I do want to have a more lightweight alternative for threads, between (what is now called) a Thread and a Driver in JeeH. Both interoperate using messages, but drivers are designed to wrap interrupt handlers and will switch to a special atomic “handler” mode while running.

There are essentially two main styles of writing threaded code in JeeH: either you go “all-syncy” by using Sys::call as a blocking interface to issue requests and wait for their replies, or you go “event-loopy”, with one top-level loop which starts with a blocking Sys::recv call and then processes each incoming message before looping around to repeat the cycle.
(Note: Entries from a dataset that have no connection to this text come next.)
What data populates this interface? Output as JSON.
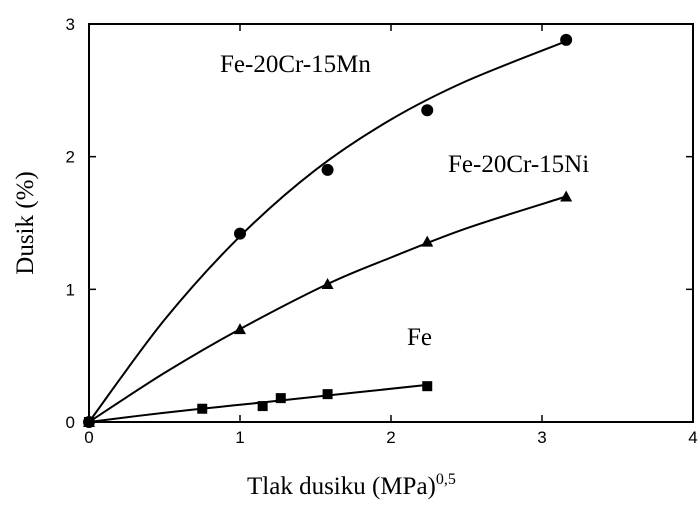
{
  "chart_data": {
    "type": "scatter",
    "xlabel": "Tlak dusiku (MPa)",
    "xlabel_sup": "0,5",
    "ylabel": "Dusik (%)",
    "xlim": [
      0,
      4
    ],
    "ylim": [
      0,
      3
    ],
    "x_ticks": [
      "0",
      "1",
      "2",
      "3",
      "4"
    ],
    "y_ticks": [
      "0",
      "1",
      "2",
      "3"
    ],
    "grid": false,
    "series": [
      {
        "name": "Fe-20Cr-15Mn",
        "marker": "circle",
        "points": [
          [
            0,
            0
          ],
          [
            1.0,
            1.42
          ],
          [
            1.58,
            1.9
          ],
          [
            2.24,
            2.35
          ],
          [
            3.16,
            2.88
          ]
        ],
        "curve": [
          [
            0,
            0
          ],
          [
            0.5,
            0.77
          ],
          [
            1.0,
            1.4
          ],
          [
            1.5,
            1.9
          ],
          [
            2.0,
            2.28
          ],
          [
            2.5,
            2.57
          ],
          [
            3.16,
            2.87
          ]
        ]
      },
      {
        "name": "Fe-20Cr-15Ni",
        "marker": "triangle",
        "points": [
          [
            0,
            0
          ],
          [
            1.0,
            0.7
          ],
          [
            1.58,
            1.04
          ],
          [
            2.24,
            1.36
          ],
          [
            3.16,
            1.7
          ]
        ],
        "curve": [
          [
            0,
            0
          ],
          [
            0.5,
            0.37
          ],
          [
            1.0,
            0.7
          ],
          [
            1.58,
            1.04
          ],
          [
            2.0,
            1.24
          ],
          [
            2.5,
            1.46
          ],
          [
            3.16,
            1.7
          ]
        ]
      },
      {
        "name": "Fe",
        "marker": "square",
        "points": [
          [
            0,
            0
          ],
          [
            0.75,
            0.1
          ],
          [
            1.15,
            0.12
          ],
          [
            1.27,
            0.18
          ],
          [
            1.58,
            0.21
          ],
          [
            2.24,
            0.27
          ]
        ],
        "curve": [
          [
            0,
            0
          ],
          [
            0.5,
            0.07
          ],
          [
            1.0,
            0.13
          ],
          [
            1.5,
            0.19
          ],
          [
            2.24,
            0.28
          ]
        ]
      }
    ]
  }
}
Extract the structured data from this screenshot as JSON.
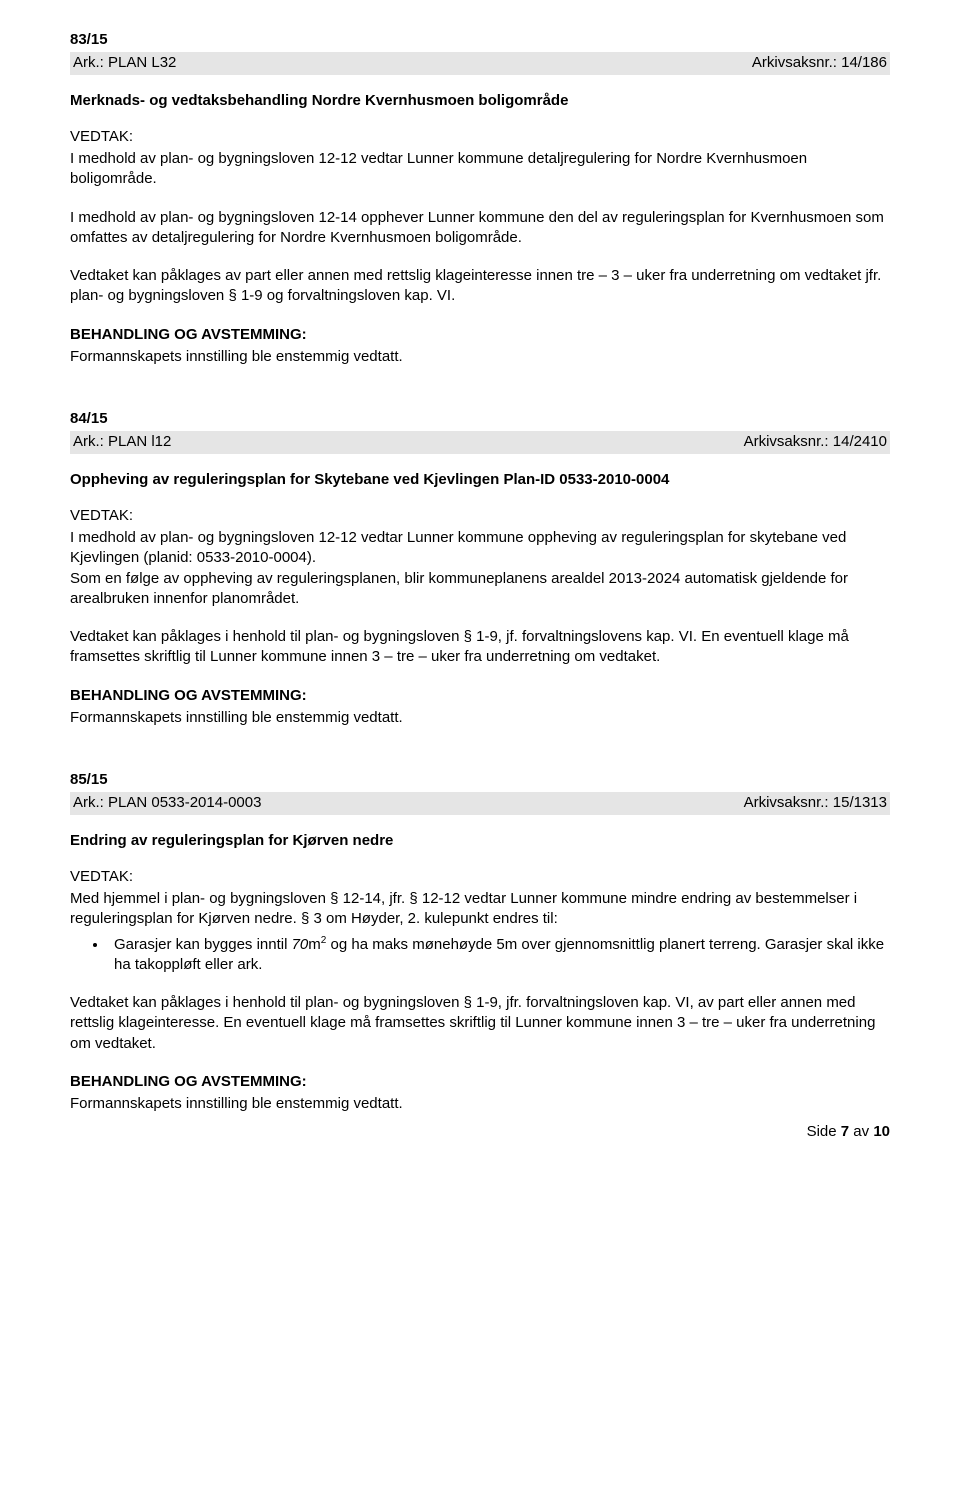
{
  "case83": {
    "num": "83/15",
    "ark_left": "Ark.: PLAN L32",
    "ark_right": "Arkivsaksnr.: 14/186",
    "title": "Merknads- og vedtaksbehandling Nordre Kvernhusmoen boligområde",
    "vedtak_label": "VEDTAK:",
    "p1": "I medhold av plan- og bygningsloven 12-12 vedtar Lunner kommune detaljregulering for Nordre Kvernhusmoen boligområde.",
    "p2": "I medhold av plan- og bygningsloven 12-14 opphever Lunner kommune den del av reguleringsplan for Kvernhusmoen som omfattes av detaljregulering for Nordre Kvernhusmoen boligområde.",
    "p3": "Vedtaket kan påklages av part eller annen med rettslig klageinteresse innen tre – 3 – uker fra underretning om vedtaket jfr. plan- og bygningsloven § 1-9 og forvaltningsloven kap. VI.",
    "beh_label": "BEHANDLING OG AVSTEMMING:",
    "beh_text": "Formannskapets innstilling ble enstemmig vedtatt."
  },
  "case84": {
    "num": "84/15",
    "ark_left": "Ark.: PLAN l12",
    "ark_right": "Arkivsaksnr.: 14/2410",
    "title": "Oppheving av reguleringsplan for Skytebane ved Kjevlingen Plan-ID 0533-2010-0004",
    "vedtak_label": "VEDTAK:",
    "p1": "I medhold av plan- og bygningsloven 12-12 vedtar Lunner kommune oppheving av reguleringsplan for skytebane ved Kjevlingen (planid: 0533-2010-0004).",
    "p2": "Som en følge av oppheving av reguleringsplanen, blir kommuneplanens arealdel 2013-2024 automatisk  gjeldende for arealbruken innenfor planområdet.",
    "p3": "Vedtaket kan påklages i henhold til plan- og bygningsloven § 1-9, jf. forvaltningslovens kap. VI. En eventuell klage må framsettes skriftlig til Lunner kommune innen 3 – tre – uker fra underretning om vedtaket.",
    "beh_label": "BEHANDLING OG AVSTEMMING:",
    "beh_text": "Formannskapets innstilling ble enstemmig vedtatt."
  },
  "case85": {
    "num": "85/15",
    "ark_left": "Ark.: PLAN 0533-2014-0003",
    "ark_right": "Arkivsaksnr.: 15/1313",
    "title": "Endring av reguleringsplan for Kjørven nedre",
    "vedtak_label": "VEDTAK:",
    "p1": "Med hjemmel i plan- og bygningsloven § 12-14, jfr. § 12-12 vedtar Lunner kommune mindre endring av bestemmelser i reguleringsplan for Kjørven nedre. § 3 om Høyder, 2. kulepunkt endres til:",
    "bullet_a": "Garasjer kan bygges inntil ",
    "bullet_i": "70",
    "bullet_b": "m",
    "bullet_sup": "2",
    "bullet_c": " og ha maks mønehøyde 5m over gjennomsnittlig planert terreng. Garasjer skal ikke ha takoppløft eller ark.",
    "p2": "Vedtaket kan påklages i henhold til plan- og bygningsloven § 1-9, jfr. forvaltningsloven kap. VI, av part eller annen med rettslig klageinteresse. En eventuell klage må framsettes skriftlig til Lunner kommune innen 3 – tre – uker fra underretning om vedtaket.",
    "beh_label": "BEHANDLING OG AVSTEMMING:",
    "beh_text": "Formannskapets innstilling ble enstemmig vedtatt."
  },
  "footer": {
    "pre": "Side ",
    "page": "7",
    "mid": " av ",
    "total": "10"
  }
}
That second approach is one step away from becoming an FSM and requiring no stack: keep all state in some C++ object, with one method to “process” each message. By doing this, the top-level loop can then be taken out.

I’ve started to implement this, with a new type which I’m calling a Task. Here is a minimal example to blink an LED, and of which there can be many “running” at the same time:

struct Toggler : Task {
    Pin pin;
    int ms;

    Toggler (char const* p, int t) : pin (p), ms (t) {
        pin.mode("P");
    }

    int process (Message&) override {
        pin.toggle();
        return ms;
    }
};

The basic idea is working. There are some new conventions involved - here’s how to use it:

auto p = new Toggler ("A5", 250);
p->init();

The init call sends a special first message (mTag: 'I') to the task. A return value > 0 can be used to start a timer. After that, this code keeps going with a 4 Hz toggle rate, i.e. 2 blinks/sec.

Net is now a task #

The next step is to see if the net thread can be turned into a task - spoiler: yep, it works!
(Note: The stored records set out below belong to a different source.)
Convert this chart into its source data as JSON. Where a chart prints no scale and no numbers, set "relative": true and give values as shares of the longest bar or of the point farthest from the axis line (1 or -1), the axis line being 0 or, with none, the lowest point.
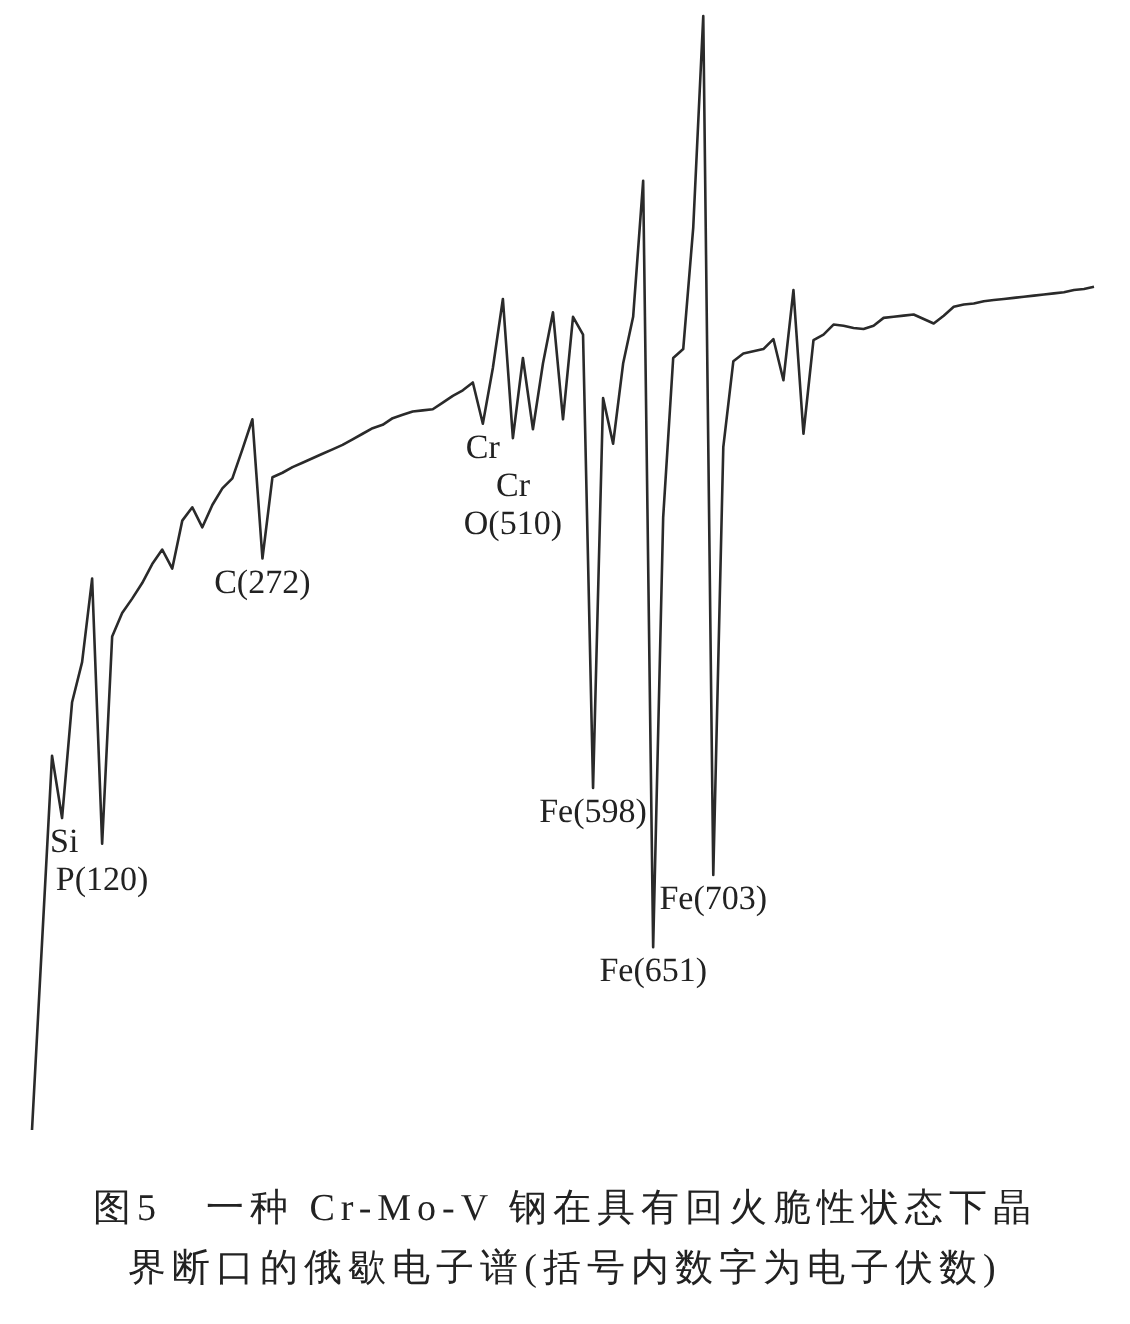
{
  "chart_data": {
    "type": "line",
    "relative": true,
    "color": "#2a2a2a",
    "title": "图5　一种 Cr-Mo-V 钢在具有回火脆性状态下晶界断口的俄歇电子谱(括号内数字为电子伏数)",
    "categories": [
      null,
      null,
      null,
      null,
      null,
      null,
      null,
      null,
      null,
      null,
      null,
      null,
      null,
      null,
      null,
      null,
      null,
      null,
      null,
      null,
      null,
      null,
      null,
      null,
      null,
      null,
      null,
      null,
      null,
      null,
      null,
      null,
      null,
      null,
      null,
      null,
      null,
      null,
      null,
      null,
      null,
      null,
      null,
      null,
      null,
      null,
      null,
      null,
      null,
      null,
      null,
      null,
      null,
      null,
      null,
      null,
      null,
      null,
      null,
      null,
      null,
      null,
      null,
      null,
      null,
      null,
      null,
      null,
      null,
      null,
      null,
      null,
      null,
      null,
      null,
      null,
      null,
      null,
      null,
      null,
      null,
      null,
      null,
      null,
      null,
      null,
      null,
      null,
      null,
      null,
      null,
      null,
      null,
      null,
      null,
      null,
      null,
      null,
      null,
      null,
      null,
      null,
      null,
      null,
      null,
      null,
      null
    ],
    "values": [
      0,
      0.168,
      0.336,
      0.28,
      0.384,
      0.42,
      0.495,
      0.257,
      0.443,
      0.464,
      0.477,
      0.491,
      0.508,
      0.521,
      0.504,
      0.547,
      0.559,
      0.541,
      0.561,
      0.576,
      0.585,
      0.611,
      0.638,
      0.513,
      0.586,
      0.59,
      0.595,
      0.599,
      0.603,
      0.607,
      0.611,
      0.615,
      0.62,
      0.625,
      0.63,
      0.633,
      0.639,
      0.642,
      0.645,
      0.646,
      0.647,
      0.653,
      0.659,
      0.664,
      0.671,
      0.634,
      0.684,
      0.746,
      0.621,
      0.693,
      0.629,
      0.688,
      0.734,
      0.638,
      0.73,
      0.714,
      0.307,
      0.657,
      0.616,
      0.688,
      0.73,
      0.852,
      0.164,
      0.55,
      0.693,
      0.701,
      0.81,
      1,
      0.229,
      0.613,
      0.69,
      0.697,
      0.699,
      0.701,
      0.71,
      0.673,
      0.754,
      0.625,
      0.709,
      0.714,
      0.723,
      0.722,
      0.72,
      0.719,
      0.722,
      0.729,
      0.73,
      0.731,
      0.732,
      0.728,
      0.724,
      0.731,
      0.739,
      0.741,
      0.742,
      0.744,
      0.745,
      0.746,
      0.747,
      0.748,
      0.749,
      0.75,
      0.751,
      0.752,
      0.754,
      0.755,
      0.757
    ],
    "annotations": [
      {
        "text": "Si",
        "y": 0.28
      },
      {
        "text": "P(120)",
        "y": 0.257
      },
      {
        "text": "C(272)",
        "y": 0.513
      },
      {
        "text": "Cr",
        "y": 0.634
      },
      {
        "text": "Cr",
        "y": 0.621
      },
      {
        "text": "O(510)",
        "y": 0.621
      },
      {
        "text": "Fe(598)",
        "y": 0.307
      },
      {
        "text": "Fe(651)",
        "y": 0.164
      },
      {
        "text": "Fe(703)",
        "y": 0.229
      }
    ]
  }
}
Though not obvious at first, turning net’s code into an FSM-like loop turned out to be simple. But there is some fairly intricate logic under the hood, in particular due to these issues:

  • sending a message to a task can be handled by giving each task its own destination id
    • these id’s are distinct from thread and device id’s
  • the send system call runs in handler mode, the wrong context for “calling” a task method
    • solution: split the send logic into part-thread / part-handler code
  • tasks may send messages to anything: threads, devices, and other tasks, but a device can’t reply to a task, as the task is not “running” in the same way as threads: it’s borrowing its caller’s stack (and only while it runs)
    • solution: send the reply to the task owner’s thread, i.e. the one which called init()
  • replies do not have a place to store the destination task or thread id: the mDst field is reset to the reply sender by the time the message comes back
    • solution: give each task its own queue, and send the task as reply instead
  • picking up replies from a task queue needs atomic access (tasks don’t use handler mode)
    • solution: add a new internal system call to provide an “atomic pull”
  • when a thread receives such replies, it can’t be in handler mode (same as with sends)
    • solution: also split the recv system call into part-thread / part-handler code
  • lastly, there is some nasty complexity due to call’s blocking implementation

But the result is a working system. All network protocol processing now runs as a task and will use its caller’s (i.e. msg-sender’s) stack. In short: net now implements an async I/O design!

The price to pay is that net is never allowed to wait or block on anything: no Sys::recv, Sys::call, or Sys::wait, nor things like Sys::fork or Sys::quit. Unfortunately, that also rules out calling printf when it uses the underlying DMA-based UART, which does a call. Debugging output can still be done using JeeH’s logf, using ARM’s polled ITM channel.

All in all, tasks add quite some (internal) complexity to JeeH. The benefits I hope to see are:

  • no dedicated stacks, i.e. better use and sharing of memory
  • far less overhead: no context switches, no system call stack saves
  • no thread <=> handler mode switches (except for driver requests and replies)
  • threads are still available when needed, tasks just offer an extra option

There are still (some) bugs and (many) loose ends, but hey … it’s a start!